Now she says, “My grandmother is in my hair!” This usually means that we need some problem solved. And the answer will come quickly when it happens.

Since then, we have had orbs show up on that camera many times. I have my grandma’s refrigerator on the other side of the wall where they travel.

“The refrigerator is probably a portal,” I said to my daughter jokingly.

I am sure some information is out there that claims this type of thing likes to travel through cold spaces and checks out the freezer for ice cream. I have no idea how it all works. It’s too bad we are dairy-free.

While this otherworldly experience is fun, the alarm going off due to us forgetting about it has been not.

Like the night I woke up to that sound you don’t want to hear at 3 am—a dog on the brink of throwing up all over your bed. If you haven’t had this happen, you are running toward the door before you are fully awake, and there is no thought of needing to shut off the night alarm. Your mind goes blank while formulating the numbers to get it to cease. The idea that you have to hurry doesn’t help either. Meanwhile, the dog throws up all over the kitchen floor.

Another time you might not consider the security system is when your daughter texts you from her bedroom in the basement saying she hears a weird sound outside her window. When you go half-asleep to see what is happening and open the window, the blaring noise reminds you that it is 2 am.

Or when you come back from somewhere, everyone forgets, and it screams when you barely go through the entry an inch.

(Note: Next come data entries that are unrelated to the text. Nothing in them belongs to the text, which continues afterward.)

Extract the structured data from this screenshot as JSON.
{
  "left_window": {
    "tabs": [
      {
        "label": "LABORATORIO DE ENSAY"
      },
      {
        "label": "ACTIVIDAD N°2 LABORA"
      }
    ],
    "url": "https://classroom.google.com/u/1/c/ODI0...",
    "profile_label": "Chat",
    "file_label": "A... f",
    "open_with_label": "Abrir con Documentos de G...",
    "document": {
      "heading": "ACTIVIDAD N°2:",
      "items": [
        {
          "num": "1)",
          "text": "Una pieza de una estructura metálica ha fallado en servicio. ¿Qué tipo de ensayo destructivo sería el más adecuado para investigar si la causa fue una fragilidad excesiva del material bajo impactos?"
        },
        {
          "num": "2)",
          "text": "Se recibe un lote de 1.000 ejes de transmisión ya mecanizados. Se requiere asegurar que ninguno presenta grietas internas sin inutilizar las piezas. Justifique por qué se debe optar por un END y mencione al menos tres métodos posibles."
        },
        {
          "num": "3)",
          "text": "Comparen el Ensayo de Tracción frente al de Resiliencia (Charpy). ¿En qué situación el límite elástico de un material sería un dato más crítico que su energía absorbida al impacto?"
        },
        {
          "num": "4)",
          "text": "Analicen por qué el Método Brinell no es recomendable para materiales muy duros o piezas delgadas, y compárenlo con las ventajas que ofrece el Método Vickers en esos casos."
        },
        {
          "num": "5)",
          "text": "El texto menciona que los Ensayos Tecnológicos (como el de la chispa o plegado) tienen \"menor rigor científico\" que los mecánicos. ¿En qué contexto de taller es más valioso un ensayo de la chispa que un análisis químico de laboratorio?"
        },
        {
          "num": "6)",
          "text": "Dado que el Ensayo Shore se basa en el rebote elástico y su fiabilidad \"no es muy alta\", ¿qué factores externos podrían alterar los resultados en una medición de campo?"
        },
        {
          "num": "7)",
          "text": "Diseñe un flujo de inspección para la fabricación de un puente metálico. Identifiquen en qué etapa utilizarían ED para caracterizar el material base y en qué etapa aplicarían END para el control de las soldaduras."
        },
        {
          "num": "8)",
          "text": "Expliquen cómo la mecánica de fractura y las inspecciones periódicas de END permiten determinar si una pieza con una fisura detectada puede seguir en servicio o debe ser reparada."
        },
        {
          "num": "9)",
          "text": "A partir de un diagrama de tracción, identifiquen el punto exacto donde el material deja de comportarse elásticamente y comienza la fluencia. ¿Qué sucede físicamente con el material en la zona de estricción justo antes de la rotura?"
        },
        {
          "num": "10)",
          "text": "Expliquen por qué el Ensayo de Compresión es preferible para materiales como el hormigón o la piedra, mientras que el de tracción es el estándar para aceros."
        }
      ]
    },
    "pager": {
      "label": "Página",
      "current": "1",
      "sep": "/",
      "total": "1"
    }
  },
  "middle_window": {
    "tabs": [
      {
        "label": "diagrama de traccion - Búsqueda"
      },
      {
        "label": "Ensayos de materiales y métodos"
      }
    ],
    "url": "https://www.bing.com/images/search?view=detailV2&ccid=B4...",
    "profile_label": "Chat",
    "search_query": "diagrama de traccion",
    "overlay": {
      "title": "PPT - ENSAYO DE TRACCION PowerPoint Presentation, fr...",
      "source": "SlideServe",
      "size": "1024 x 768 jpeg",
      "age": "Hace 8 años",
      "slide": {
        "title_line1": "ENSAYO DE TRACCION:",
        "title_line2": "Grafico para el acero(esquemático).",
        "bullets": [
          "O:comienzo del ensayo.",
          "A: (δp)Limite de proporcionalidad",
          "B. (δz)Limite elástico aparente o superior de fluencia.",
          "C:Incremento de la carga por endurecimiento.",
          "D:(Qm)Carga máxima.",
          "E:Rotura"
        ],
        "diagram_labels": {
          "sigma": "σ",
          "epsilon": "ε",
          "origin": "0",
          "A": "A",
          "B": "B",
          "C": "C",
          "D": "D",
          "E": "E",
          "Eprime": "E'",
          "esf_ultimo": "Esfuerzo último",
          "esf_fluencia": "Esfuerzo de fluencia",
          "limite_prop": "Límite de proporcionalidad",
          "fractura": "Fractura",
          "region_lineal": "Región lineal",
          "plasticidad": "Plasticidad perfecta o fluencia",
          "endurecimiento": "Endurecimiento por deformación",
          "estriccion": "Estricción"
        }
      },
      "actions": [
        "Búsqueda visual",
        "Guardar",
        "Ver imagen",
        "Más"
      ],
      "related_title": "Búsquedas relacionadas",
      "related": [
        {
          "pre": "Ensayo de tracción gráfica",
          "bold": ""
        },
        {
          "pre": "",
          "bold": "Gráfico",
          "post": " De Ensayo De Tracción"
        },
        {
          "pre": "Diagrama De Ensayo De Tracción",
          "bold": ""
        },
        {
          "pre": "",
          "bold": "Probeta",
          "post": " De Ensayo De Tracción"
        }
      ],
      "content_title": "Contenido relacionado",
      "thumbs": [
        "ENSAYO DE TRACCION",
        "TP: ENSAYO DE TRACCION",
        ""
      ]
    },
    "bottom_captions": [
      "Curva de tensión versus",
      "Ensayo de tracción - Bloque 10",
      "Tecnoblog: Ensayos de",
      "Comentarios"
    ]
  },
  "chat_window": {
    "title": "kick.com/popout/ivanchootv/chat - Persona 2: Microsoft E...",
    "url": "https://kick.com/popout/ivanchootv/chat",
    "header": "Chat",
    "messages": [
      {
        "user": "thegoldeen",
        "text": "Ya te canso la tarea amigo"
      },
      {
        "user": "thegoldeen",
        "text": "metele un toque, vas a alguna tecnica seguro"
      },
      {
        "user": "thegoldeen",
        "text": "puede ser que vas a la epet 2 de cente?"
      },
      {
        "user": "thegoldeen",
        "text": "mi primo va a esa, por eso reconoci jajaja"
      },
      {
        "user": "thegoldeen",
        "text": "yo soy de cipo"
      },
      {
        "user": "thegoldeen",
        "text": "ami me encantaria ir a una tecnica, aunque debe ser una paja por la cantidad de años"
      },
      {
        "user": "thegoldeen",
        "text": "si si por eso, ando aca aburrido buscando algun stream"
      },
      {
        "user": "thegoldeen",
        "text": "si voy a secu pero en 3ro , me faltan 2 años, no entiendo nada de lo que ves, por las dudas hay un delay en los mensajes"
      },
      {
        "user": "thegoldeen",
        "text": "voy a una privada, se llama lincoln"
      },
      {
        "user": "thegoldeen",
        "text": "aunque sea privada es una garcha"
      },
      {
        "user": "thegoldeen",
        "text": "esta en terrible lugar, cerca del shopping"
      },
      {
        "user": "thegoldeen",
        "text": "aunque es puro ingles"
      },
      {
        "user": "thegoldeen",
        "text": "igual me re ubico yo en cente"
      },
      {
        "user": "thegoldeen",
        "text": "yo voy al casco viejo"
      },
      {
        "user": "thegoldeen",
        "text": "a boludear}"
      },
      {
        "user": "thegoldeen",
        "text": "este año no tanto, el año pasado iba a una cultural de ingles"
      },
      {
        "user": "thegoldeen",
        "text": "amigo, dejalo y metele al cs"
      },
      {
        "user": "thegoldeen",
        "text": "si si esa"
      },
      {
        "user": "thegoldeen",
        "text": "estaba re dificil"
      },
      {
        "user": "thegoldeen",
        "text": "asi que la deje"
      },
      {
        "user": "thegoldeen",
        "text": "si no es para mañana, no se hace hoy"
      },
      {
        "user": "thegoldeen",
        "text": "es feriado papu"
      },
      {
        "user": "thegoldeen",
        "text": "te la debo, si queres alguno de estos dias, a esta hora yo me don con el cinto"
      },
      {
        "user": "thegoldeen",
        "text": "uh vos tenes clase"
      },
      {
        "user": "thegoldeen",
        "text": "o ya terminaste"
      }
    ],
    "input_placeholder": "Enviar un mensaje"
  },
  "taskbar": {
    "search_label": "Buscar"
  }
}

So when I came in the door with my arms unavailable and heard a beeping sound, I was not being unreasonable for being alarm sensitive. I have been educated by trial and error on responding to the slightest sound. This is similar to my spiritual senses that have been activated and put on high alert.

So many signs have shown up, and circumstances have happened to me in the last two years that the uncertainty and doubt have evaporated. I don’t care if people believe me or not. I used to, but now I don’t. I don’t care if people agree with me either.

All of this, from ringing alarms, orbs, unexplained visitations, and visions, have made me more heavenly-minded. And, none of it would have happened without me dropping what I thought I knew and adopting a new mindset. I had to leave behind the rhetoric that is too familiar and comfortable for many believers.

I can easily say the buzzwords and make myself fit in when I have to, but I don’t do that as often.

I asked God to help me understand death better, and I am continually shown new things. But, not everyone is going to agree.

In John 17:16, we are told not to expect any of this to be ‘normal’:

They are not of the world, just as I am not of the world. (ESV)

Start paying attention to the subtle signs of heaven coming your way. It’s not that complicated, and sometimes they will come gently in like a whisper, a bird singing you a song or something spoken at just the right time.

In Isaiah 55:3 it says:

Come to me with your ears wide open. Listen, and you will find life. (NLT)

(Our very first visit in 2019..that I am aware of…)

Your faith will grow exponentially once you decide to get quiet, hear, and let God speak.